Antonio Granger

Personal information
- Born: June 6, 1976 (age 49) Detroit, Michigan, U.S.
- Listed height: 6 ft 7 in (2.01 m)
- Listed weight: 215 lb (98 kg)

Career information
- High school: Denby (Detroit, Michigan)
- College: Boston College (1994–1998)
- NBA draft: 1998: undrafted
- Playing career: 1998–2007
- Position: Shooting guard / small forward

Career history
- 1998: Olimpia Basket Pistoia
- 1998–2000: Rimini Basket
- 2000–2001: Biella
- 2001–2002: Sevilla
- 2002: Virtus Bologna
- 2002–2004: Efes Pilsen
- 2004–2005: CSKA Moscow
- 2005–2007: Efes Pilsen

Career highlights
- 2× Turkish League champion (2003, 2004); 2× Turkish Cup winner (2006, 2007); Russian League champion (2005); Russian Cup winner (2005); Italian Second Division MVP (2001);

= Antonio Granger =

American basketball player (born 1976)

Carl Antonio Granger (born June 6, 1976) is an American former professional basketball player.

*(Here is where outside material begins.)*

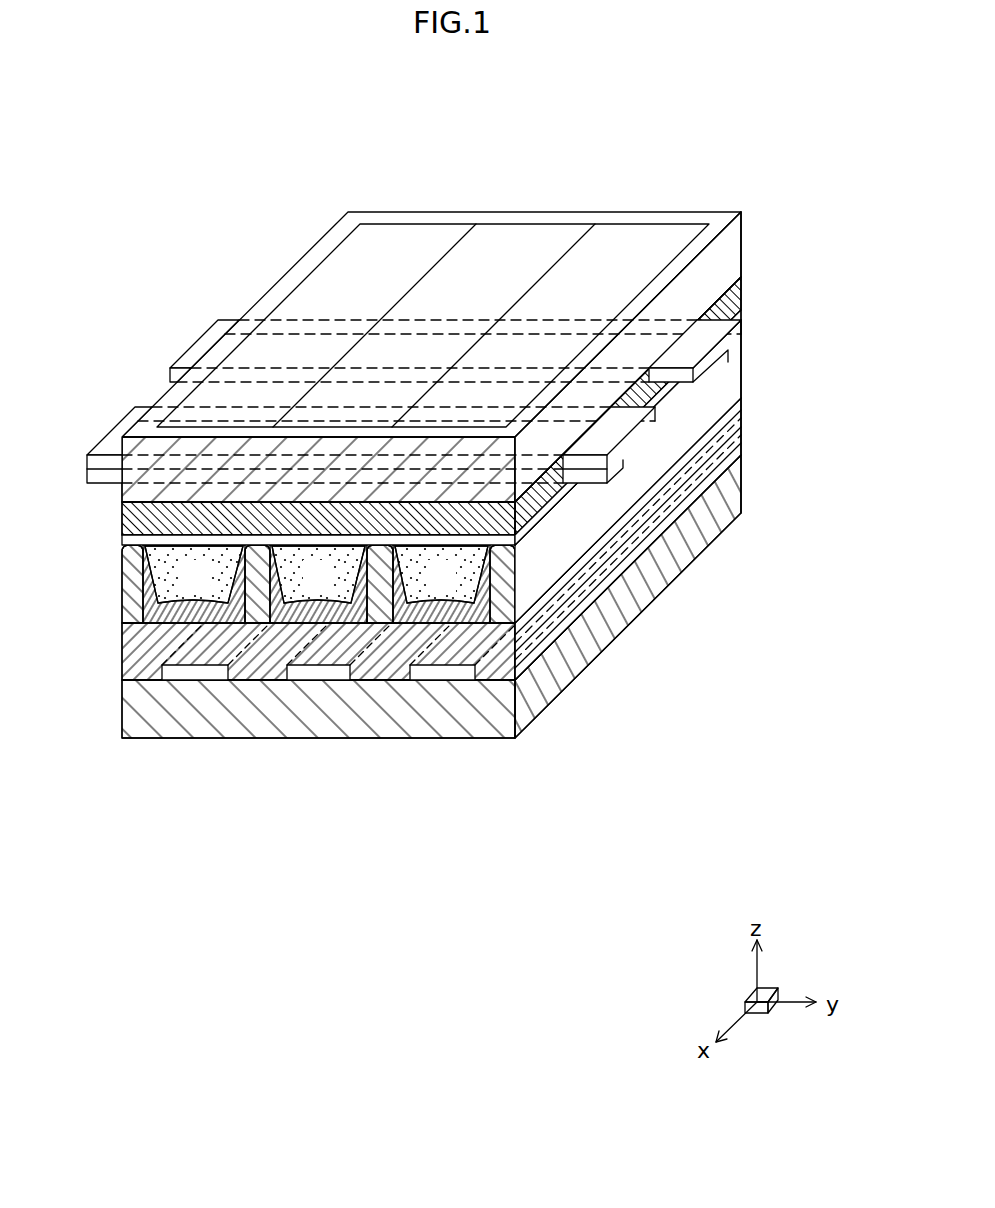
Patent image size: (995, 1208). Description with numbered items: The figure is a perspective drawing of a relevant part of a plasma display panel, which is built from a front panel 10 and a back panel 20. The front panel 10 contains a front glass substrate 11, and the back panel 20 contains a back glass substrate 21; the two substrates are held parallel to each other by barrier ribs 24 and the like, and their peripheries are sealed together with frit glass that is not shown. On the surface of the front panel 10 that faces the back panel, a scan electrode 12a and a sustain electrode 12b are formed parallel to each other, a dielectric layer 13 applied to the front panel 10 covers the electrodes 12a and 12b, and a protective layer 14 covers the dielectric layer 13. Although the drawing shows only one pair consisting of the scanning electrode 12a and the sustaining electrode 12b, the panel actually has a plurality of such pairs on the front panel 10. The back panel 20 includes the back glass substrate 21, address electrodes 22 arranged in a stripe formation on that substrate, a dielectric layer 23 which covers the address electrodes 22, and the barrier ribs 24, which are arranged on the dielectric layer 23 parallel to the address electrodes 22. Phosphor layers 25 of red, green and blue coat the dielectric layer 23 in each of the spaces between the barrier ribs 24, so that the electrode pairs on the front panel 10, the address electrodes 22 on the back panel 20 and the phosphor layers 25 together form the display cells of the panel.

At 2.01 m tall, he played at the shooting guard and small forward positions.

==College career==
After playing high school basketball at Denby High School in his hometown of Detroit, Michigan, Granger played college basketball at Boston College, with the Boston College Eagles. He was inducted into the Boston College Varsity Club Athletic Hall of Fame in 2012.

==Professional career==
In his professional playing career, Granger played with: Olimpia Basket Pistoia, Rimini Basket, Biella, Sevilla, Virtus Bologna, Efes, and CSKA Moscow.